People around the world vote in many different ways. Some methods resemble early elections while others are highly technical. Whether voters use beans or machines, the process is designed to be fair. Each person gets to cast only one vote, which must be accurately counted. Also important is the idea that a person’s vote is private.
The ancient Romans sometimes voted out loud, or viva voce. In some areas, like Appenzell, Switzerland, people still gather in the town square to voice their votes, as they have for hundreds of years. But some feel it can be intimidating to state your choices aloud, and therefore, the individual may not express his or her true opinion. The idea of voting privately by paper ballot is said to have originated in Australia and is sometimes called kangaroo voting. Most people around the world, though, use secret ballots, marking their choices behind curtains or screens or inside voting booths. Whatever method voters use to make their choices, they want to know that their vote counts and that no one can change it. Many different styles of voting machines have been invented to make counting more accurate. They’ve featured mechanical levers, switches, buttons, and hole punchers. Computers can scan the voter’s marks on a ballot and record the vote. Machines are often used because they are faster and more precise than counting votes by hand.

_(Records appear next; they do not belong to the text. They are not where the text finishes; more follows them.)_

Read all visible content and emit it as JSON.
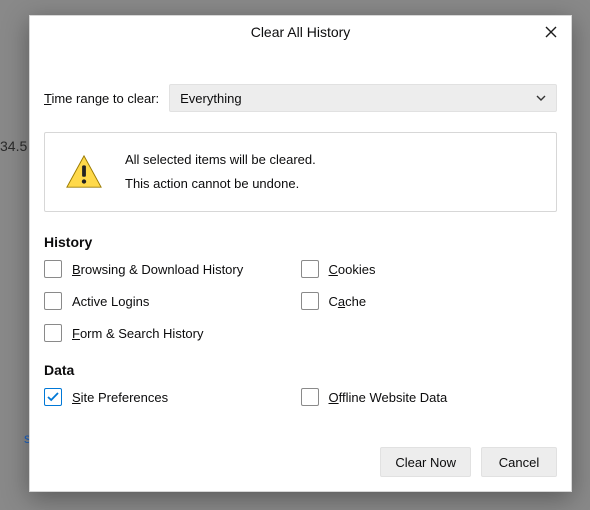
{
  "bg": {
    "fragment1": "34.5",
    "fragment2": "s"
  },
  "dialog": {
    "title": "Clear All History",
    "range_label_pre": "T",
    "range_label_rest": "ime range to clear:",
    "select_value": "Everything",
    "alert_line1": "All selected items will be cleared.",
    "alert_line2": "This action cannot be undone.",
    "section_history": "History",
    "section_data": "Data",
    "checks": {
      "browsing": {
        "pre": "B",
        "rest": "rowsing & Download History",
        "checked": false
      },
      "cookies": {
        "pre": "C",
        "rest": "ookies",
        "checked": false
      },
      "logins": {
        "pre": "",
        "rest": "Active Logins",
        "checked": false
      },
      "cache": {
        "pre": "",
        "rest": "Cache",
        "checked": false,
        "u_idx": 1
      },
      "forms": {
        "pre": "F",
        "rest": "orm & Search History",
        "checked": false
      },
      "siteprefs": {
        "pre": "S",
        "rest": "ite Preferences",
        "checked": true
      },
      "offline": {
        "pre": "O",
        "rest": "ffline Website Data",
        "checked": false
      }
    },
    "btn_clear": "Clear Now",
    "btn_cancel": "Cancel"
  }
}
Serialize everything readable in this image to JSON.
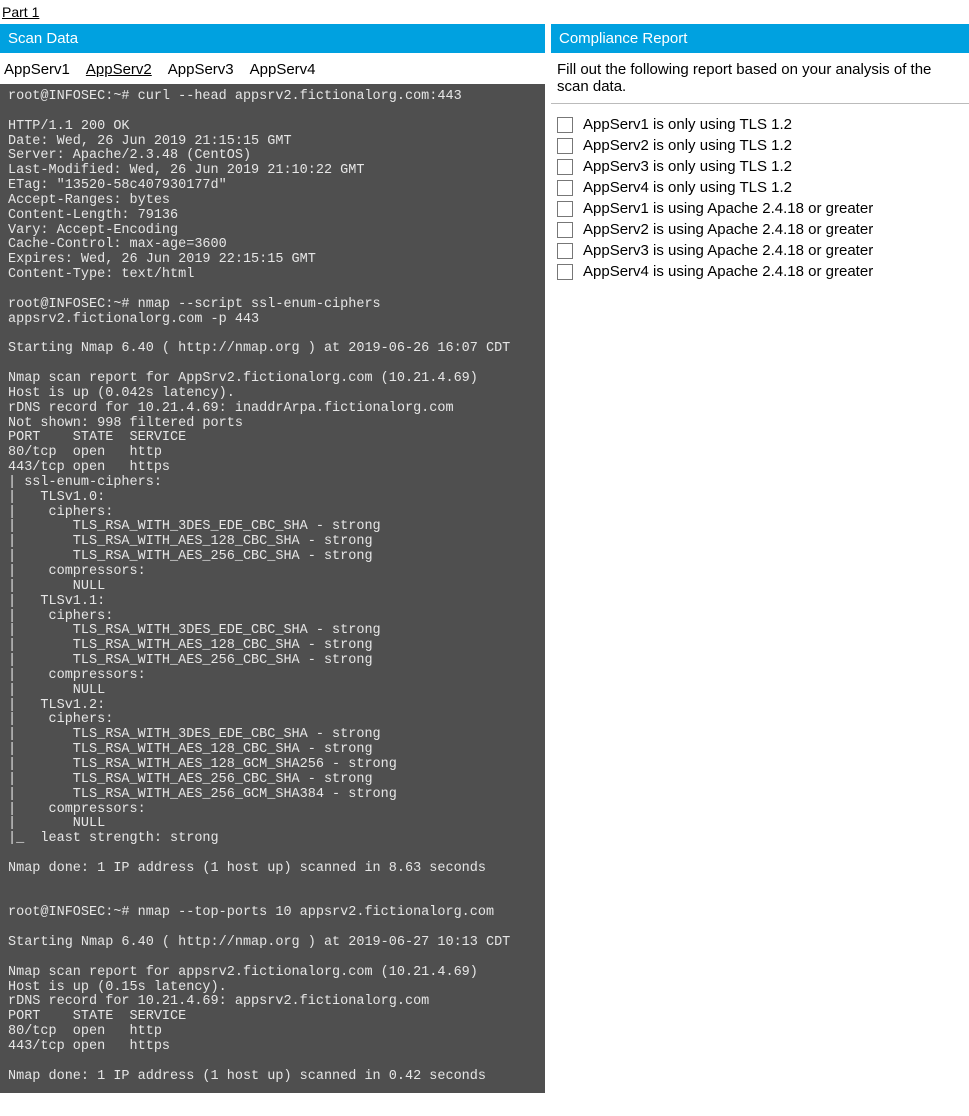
{
  "part_label": "Part 1",
  "scan_panel": {
    "title": "Scan Data",
    "tabs": [
      "AppServ1",
      "AppServ2",
      "AppServ3",
      "AppServ4"
    ],
    "active_tab_index": 1
  },
  "terminal_output": "root@INFOSEC:~# curl --head appsrv2.fictionalorg.com:443\n\nHTTP/1.1 200 OK\nDate: Wed, 26 Jun 2019 21:15:15 GMT\nServer: Apache/2.3.48 (CentOS)\nLast-Modified: Wed, 26 Jun 2019 21:10:22 GMT\nETag: \"13520-58c407930177d\"\nAccept-Ranges: bytes\nContent-Length: 79136\nVary: Accept-Encoding\nCache-Control: max-age=3600\nExpires: Wed, 26 Jun 2019 22:15:15 GMT\nContent-Type: text/html\n\nroot@INFOSEC:~# nmap --script ssl-enum-ciphers\nappsrv2.fictionalorg.com -p 443\n\nStarting Nmap 6.40 ( http://nmap.org ) at 2019-06-26 16:07 CDT\n\nNmap scan report for AppSrv2.fictionalorg.com (10.21.4.69)\nHost is up (0.042s latency).\nrDNS record for 10.21.4.69: inaddrArpa.fictionalorg.com\nNot shown: 998 filtered ports\nPORT    STATE  SERVICE\n80/tcp  open   http\n443/tcp open   https\n| ssl-enum-ciphers:\n|   TLSv1.0:\n|    ciphers:\n|       TLS_RSA_WITH_3DES_EDE_CBC_SHA - strong\n|       TLS_RSA_WITH_AES_128_CBC_SHA - strong\n|       TLS_RSA_WITH_AES_256_CBC_SHA - strong\n|    compressors:\n|       NULL\n|   TLSv1.1:\n|    ciphers:\n|       TLS_RSA_WITH_3DES_EDE_CBC_SHA - strong\n|       TLS_RSA_WITH_AES_128_CBC_SHA - strong\n|       TLS_RSA_WITH_AES_256_CBC_SHA - strong\n|    compressors:\n|       NULL\n|   TLSv1.2:\n|    ciphers:\n|       TLS_RSA_WITH_3DES_EDE_CBC_SHA - strong\n|       TLS_RSA_WITH_AES_128_CBC_SHA - strong\n|       TLS_RSA_WITH_AES_128_GCM_SHA256 - strong\n|       TLS_RSA_WITH_AES_256_CBC_SHA - strong\n|       TLS_RSA_WITH_AES_256_GCM_SHA384 - strong\n|    compressors:\n|       NULL\n|_  least strength: strong\n\nNmap done: 1 IP address (1 host up) scanned in 8.63 seconds\n\n\nroot@INFOSEC:~# nmap --top-ports 10 appsrv2.fictionalorg.com\n\nStarting Nmap 6.40 ( http://nmap.org ) at 2019-06-27 10:13 CDT\n\nNmap scan report for appsrv2.fictionalorg.com (10.21.4.69)\nHost is up (0.15s latency).\nrDNS record for 10.21.4.69: appsrv2.fictionalorg.com\nPORT    STATE  SERVICE\n80/tcp  open   http\n443/tcp open   https\n\nNmap done: 1 IP address (1 host up) scanned in 0.42 seconds",
  "compliance_panel": {
    "title": "Compliance Report",
    "instruction": "Fill out the following report based on your analysis of the scan data.",
    "items": [
      "AppServ1 is only using TLS 1.2",
      "AppServ2 is only using TLS 1.2",
      "AppServ3 is only using TLS 1.2",
      "AppServ4 is only using TLS 1.2",
      "AppServ1 is using Apache 2.4.18 or greater",
      "AppServ2 is using Apache 2.4.18 or greater",
      "AppServ3 is using Apache 2.4.18 or greater",
      "AppServ4 is using Apache 2.4.18 or greater"
    ]
  }
}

Mechanical voting machines can cause problems, though. Sometimes voters get confused by the directions. If they fill out the ballot incorrectly or even use a pen instead of a pencil, the machine won’t count it. Machines can break down or jam, leaving the final vote count unknown. People also worry that machines can be tampered with or illegally adjusted to change the results of the election.
Just as voters want to know that their votes count, they also want to know that everyone has an equal say. Each person gets only one vote. For years, election officials around the world have devised ways to make sure no one votes more than once. In ancient Rome, voters walked one at a time across a narrow bridge. In many countries today, poll workers check the voter’s name off a list before handing out a ballot. Other methods rely on sight and sound. Voters in a recent election in southwestern Africa had their arms painted green after they voted. Iraqis dipped a finger in a jar of purple ink. Gambian voters dropped a clear glass marble into a colored drum. When the marble fell, a bell sounded so officials could hear if a voter dropped in more than one marble. Because the bell sounded like a bicycle bell, they banned bikes near the polls.